A faint shudder ran through the ranks of the unenlightened when the Reading Period would be repeated in the high and far off times when Seniors would be wearing gowns and Yard concerts were the vogue for Brattle Street. But a whisper followed and as it ran, smoothed the ruffled brow and calmed the palpitating hand. For the Reading Period would come in May, and in May Radcliffe would come again to Harvard. All was well; though reading assignment and thesis pluck at the heart of the courageous, yet even when the trial was hottest they would gain sweet respite. The Brattle Hall stage would blossom with lovely faces and form, and the Dramatic Club would ward off disaster even at that faltering midpoint of the Reading Period.

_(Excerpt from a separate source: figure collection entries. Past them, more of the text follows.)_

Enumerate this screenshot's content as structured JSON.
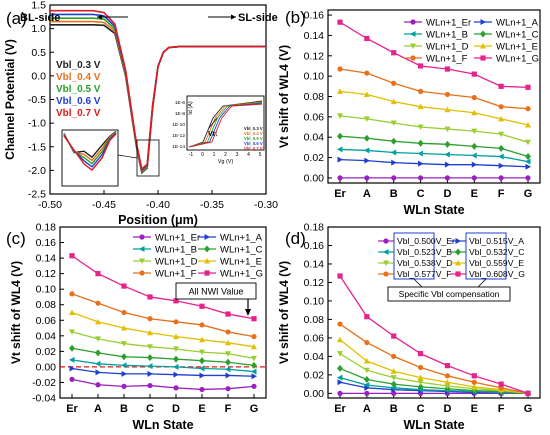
{
  "chart_data": [
    {
      "panel_label": "(a)",
      "type": "line",
      "xlabel": "Position (μm)",
      "ylabel": "Channel Potential (V)",
      "xlim": [
        -0.5,
        -0.3
      ],
      "ylim": [
        -2.5,
        1.5
      ],
      "x_ticks": [
        "-0.50",
        "-0.45",
        "-0.40",
        "-0.35",
        "-0.30"
      ],
      "y_ticks": [
        "-2.5",
        "-2.0",
        "-1.5",
        "-1.0",
        "-0.5",
        "0.0",
        "0.5",
        "1.0",
        "1.5"
      ],
      "annotations": {
        "left_arrow": "BL-side",
        "right_arrow": "SL-side"
      },
      "series": [
        {
          "name": "Vbl_0.3 V",
          "color": "#222222",
          "x": [
            -0.5,
            -0.46,
            -0.45,
            -0.44,
            -0.43,
            -0.42,
            -0.415,
            -0.41,
            -0.405,
            -0.4,
            -0.395,
            -0.39,
            -0.385,
            -0.38,
            -0.37,
            -0.3
          ],
          "y": [
            1.08,
            1.08,
            1.07,
            0.9,
            0.0,
            -1.5,
            -2.05,
            -1.95,
            -0.7,
            0.2,
            0.5,
            0.6,
            0.61,
            0.62,
            0.62,
            0.62
          ]
        },
        {
          "name": "Vbl_0.4 V",
          "color": "#e8701a",
          "x": [
            -0.5,
            -0.46,
            -0.45,
            -0.44,
            -0.43,
            -0.42,
            -0.415,
            -0.41,
            -0.405,
            -0.4,
            -0.395,
            -0.39,
            -0.385,
            -0.38,
            -0.37,
            -0.3
          ],
          "y": [
            1.15,
            1.15,
            1.13,
            0.95,
            0.03,
            -1.48,
            -2.03,
            -1.93,
            -0.68,
            0.2,
            0.5,
            0.6,
            0.61,
            0.62,
            0.62,
            0.62
          ]
        },
        {
          "name": "Vbl_0.5 V",
          "color": "#2ca02c",
          "x": [
            -0.5,
            -0.46,
            -0.45,
            -0.44,
            -0.43,
            -0.42,
            -0.415,
            -0.41,
            -0.405,
            -0.4,
            -0.395,
            -0.39,
            -0.385,
            -0.38,
            -0.37,
            -0.3
          ],
          "y": [
            1.22,
            1.22,
            1.2,
            1.0,
            0.06,
            -1.46,
            -2.01,
            -1.91,
            -0.66,
            0.2,
            0.5,
            0.6,
            0.61,
            0.62,
            0.62,
            0.62
          ]
        },
        {
          "name": "Vbl_0.6 V",
          "color": "#1f3fd0",
          "x": [
            -0.5,
            -0.46,
            -0.45,
            -0.44,
            -0.43,
            -0.42,
            -0.415,
            -0.41,
            -0.405,
            -0.4,
            -0.395,
            -0.39,
            -0.385,
            -0.38,
            -0.37,
            -0.3
          ],
          "y": [
            1.3,
            1.3,
            1.27,
            1.05,
            0.09,
            -1.44,
            -1.99,
            -1.89,
            -0.64,
            0.2,
            0.5,
            0.6,
            0.61,
            0.62,
            0.62,
            0.62
          ]
        },
        {
          "name": "Vbl_0.7 V",
          "color": "#e31a1c",
          "x": [
            -0.5,
            -0.46,
            -0.45,
            -0.44,
            -0.43,
            -0.42,
            -0.415,
            -0.41,
            -0.405,
            -0.4,
            -0.395,
            -0.39,
            -0.385,
            -0.38,
            -0.37,
            -0.3
          ],
          "y": [
            1.38,
            1.38,
            1.34,
            1.1,
            0.12,
            -1.42,
            -1.97,
            -1.87,
            -0.62,
            0.2,
            0.5,
            0.6,
            0.61,
            0.62,
            0.62,
            0.62
          ]
        }
      ],
      "inset": {
        "xlabel": "Vg (V)",
        "ylabel": "Id (A)",
        "x_ticks": [
          "-1",
          "0",
          "1",
          "2",
          "3",
          "4",
          "5"
        ],
        "y_ticks": [
          "1E-6",
          "1E-8",
          "1E-10",
          "1E-12",
          "1E-14"
        ],
        "annotation": "Vt↓",
        "legend": [
          "Vbl_0.3 V",
          "Vbl_0.4 V",
          "Vbl_0.5 V",
          "Vbl_0.6 V",
          "Vbl_0.7 V"
        ]
      }
    },
    {
      "panel_label": "(b)",
      "type": "line",
      "xlabel": "WLn State",
      "ylabel": "Vt shift of WL4 (V)",
      "categories": [
        "Er",
        "A",
        "B",
        "C",
        "D",
        "E",
        "F",
        "G"
      ],
      "ylim": [
        -0.005,
        0.165
      ],
      "y_ticks": [
        "0.00",
        "0.02",
        "0.04",
        "0.06",
        "0.08",
        "0.10",
        "0.12",
        "0.14",
        "0.16"
      ],
      "series": [
        {
          "name": "WLn+1_Er",
          "color": "#9c1fbf",
          "marker": "circle",
          "values": [
            0.0,
            0.0,
            0.0,
            0.0,
            0.0,
            0.0,
            0.0,
            0.0
          ]
        },
        {
          "name": "WLn+1_A",
          "color": "#1f3fd0",
          "marker": "triangle-right",
          "values": [
            0.018,
            0.017,
            0.015,
            0.014,
            0.013,
            0.013,
            0.012,
            0.011
          ]
        },
        {
          "name": "WLn+1_B",
          "color": "#00a0a0",
          "marker": "triangle-left",
          "values": [
            0.028,
            0.027,
            0.025,
            0.024,
            0.023,
            0.022,
            0.021,
            0.016
          ]
        },
        {
          "name": "WLn+1_C",
          "color": "#2ca02c",
          "marker": "diamond",
          "values": [
            0.041,
            0.039,
            0.036,
            0.034,
            0.033,
            0.031,
            0.029,
            0.021
          ]
        },
        {
          "name": "WLn+1_D",
          "color": "#9acd32",
          "marker": "triangle-down",
          "values": [
            0.061,
            0.058,
            0.054,
            0.05,
            0.048,
            0.046,
            0.043,
            0.035
          ]
        },
        {
          "name": "WLn+1_E",
          "color": "#e0c000",
          "marker": "triangle-up",
          "values": [
            0.085,
            0.082,
            0.075,
            0.07,
            0.067,
            0.064,
            0.058,
            0.052
          ]
        },
        {
          "name": "WLn+1_F",
          "color": "#e8701a",
          "marker": "circle",
          "values": [
            0.107,
            0.103,
            0.093,
            0.085,
            0.082,
            0.079,
            0.07,
            0.068
          ]
        },
        {
          "name": "WLn+1_G",
          "color": "#e6228c",
          "marker": "square",
          "values": [
            0.153,
            0.137,
            0.123,
            0.11,
            0.107,
            0.102,
            0.09,
            0.089
          ]
        }
      ]
    },
    {
      "panel_label": "(c)",
      "type": "line",
      "xlabel": "WLn State",
      "ylabel": "Vt shift of WL4 (V)",
      "categories": [
        "Er",
        "A",
        "B",
        "C",
        "D",
        "E",
        "F",
        "G"
      ],
      "ylim": [
        -0.04,
        0.18
      ],
      "y_ticks": [
        "-0.04",
        "-0.02",
        "0.00",
        "0.02",
        "0.04",
        "0.06",
        "0.08",
        "0.10",
        "0.12",
        "0.14",
        "0.16",
        "0.18"
      ],
      "reference_line": 0.0,
      "annotation": "All NWI Value",
      "series": [
        {
          "name": "WLn+1_Er",
          "color": "#9c1fbf",
          "marker": "circle",
          "values": [
            -0.016,
            -0.023,
            -0.025,
            -0.024,
            -0.027,
            -0.029,
            -0.028,
            -0.025
          ]
        },
        {
          "name": "WLn+1_A",
          "color": "#1f3fd0",
          "marker": "triangle-right",
          "values": [
            -0.002,
            -0.007,
            -0.009,
            -0.009,
            -0.01,
            -0.011,
            -0.011,
            -0.012
          ]
        },
        {
          "name": "WLn+1_B",
          "color": "#00a0a0",
          "marker": "triangle-left",
          "values": [
            0.009,
            0.004,
            0.002,
            0.001,
            0.0,
            -0.002,
            -0.003,
            -0.006
          ]
        },
        {
          "name": "WLn+1_C",
          "color": "#2ca02c",
          "marker": "diamond",
          "values": [
            0.024,
            0.018,
            0.013,
            0.012,
            0.01,
            0.008,
            0.006,
            0.002
          ]
        },
        {
          "name": "WLn+1_D",
          "color": "#9acd32",
          "marker": "triangle-down",
          "values": [
            0.045,
            0.036,
            0.03,
            0.026,
            0.023,
            0.019,
            0.017,
            0.011
          ]
        },
        {
          "name": "WLn+1_E",
          "color": "#e0c000",
          "marker": "triangle-up",
          "values": [
            0.07,
            0.058,
            0.05,
            0.044,
            0.039,
            0.035,
            0.031,
            0.026
          ]
        },
        {
          "name": "WLn+1_F",
          "color": "#e8701a",
          "marker": "circle",
          "values": [
            0.094,
            0.082,
            0.07,
            0.062,
            0.058,
            0.054,
            0.045,
            0.039
          ]
        },
        {
          "name": "WLn+1_G",
          "color": "#e6228c",
          "marker": "square",
          "values": [
            0.143,
            0.12,
            0.104,
            0.09,
            0.085,
            0.078,
            0.068,
            0.062
          ]
        }
      ]
    },
    {
      "panel_label": "(d)",
      "type": "line",
      "xlabel": "WLn State",
      "ylabel": "Vt shift of WL4 (V)",
      "categories": [
        "Er",
        "A",
        "B",
        "C",
        "D",
        "E",
        "F",
        "G"
      ],
      "ylim": [
        -0.005,
        0.18
      ],
      "y_ticks": [
        "0.00",
        "0.02",
        "0.04",
        "0.06",
        "0.08",
        "0.10",
        "0.12",
        "0.14",
        "0.16",
        "0.18"
      ],
      "annotation": "Specific Vbl compensation",
      "series": [
        {
          "name": "Vbl_0.500V_Er",
          "color": "#9c1fbf",
          "marker": "circle",
          "values": [
            0.0,
            0.0,
            0.0,
            0.0,
            0.0,
            0.0,
            0.0,
            0.0
          ]
        },
        {
          "name": "Vbl_0.515V_A",
          "color": "#1f3fd0",
          "marker": "triangle-right",
          "values": [
            0.012,
            0.006,
            0.004,
            0.003,
            0.002,
            0.001,
            0.001,
            0.0
          ]
        },
        {
          "name": "Vbl_0.523V_B",
          "color": "#00a0a0",
          "marker": "triangle-left",
          "values": [
            0.017,
            0.009,
            0.006,
            0.004,
            0.003,
            0.002,
            0.001,
            0.0
          ]
        },
        {
          "name": "Vbl_0.532V_C",
          "color": "#2ca02c",
          "marker": "diamond",
          "values": [
            0.027,
            0.015,
            0.01,
            0.007,
            0.005,
            0.003,
            0.002,
            0.0
          ]
        },
        {
          "name": "Vbl_0.538V_D",
          "color": "#9acd32",
          "marker": "triangle-down",
          "values": [
            0.043,
            0.025,
            0.017,
            0.012,
            0.008,
            0.005,
            0.003,
            0.0
          ]
        },
        {
          "name": "Vbl_0.559V_E",
          "color": "#e0c000",
          "marker": "triangle-up",
          "values": [
            0.058,
            0.035,
            0.024,
            0.017,
            0.012,
            0.007,
            0.004,
            0.0
          ]
        },
        {
          "name": "Vbl_0.577V_F",
          "color": "#e8701a",
          "marker": "circle",
          "values": [
            0.075,
            0.055,
            0.04,
            0.028,
            0.019,
            0.012,
            0.006,
            0.0
          ]
        },
        {
          "name": "Vbl_0.608V_G",
          "color": "#e6228c",
          "marker": "square",
          "values": [
            0.127,
            0.083,
            0.062,
            0.043,
            0.03,
            0.019,
            0.01,
            0.0
          ]
        }
      ]
    }
  ]
}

How far-reaching, then, may be the effects of the absence of Radcliffe undergraduates from the announced case of "Hassan" is all too easily imaginable. Brattle Hall, owning no Ethiopian heaven but merely a prim balcony, had been pictured in the happy mind of the Harvard undergraduate as being itself for one exotic night a Mohammedan heaven, with all joys of the East offered for the vicarious happiness of the onlooker. The refreshing lotus was poised a moment at the mouth f the weary student, only to be snatched away even as his lips parted. For in the Cambridge Koran it is written; Basketball bloomers may come to Agassiz Hall, but never Oriental bloomers.
Life will go on; the longer Reading Period may even be a success. Only, perhaps, there will be heard on that opening night in mid-May one mighty tribute to the first hiatus in the old union on the stage of Harvard and Radcliffe; a single great welling sob, acknowledging the Harvard heaven houriless.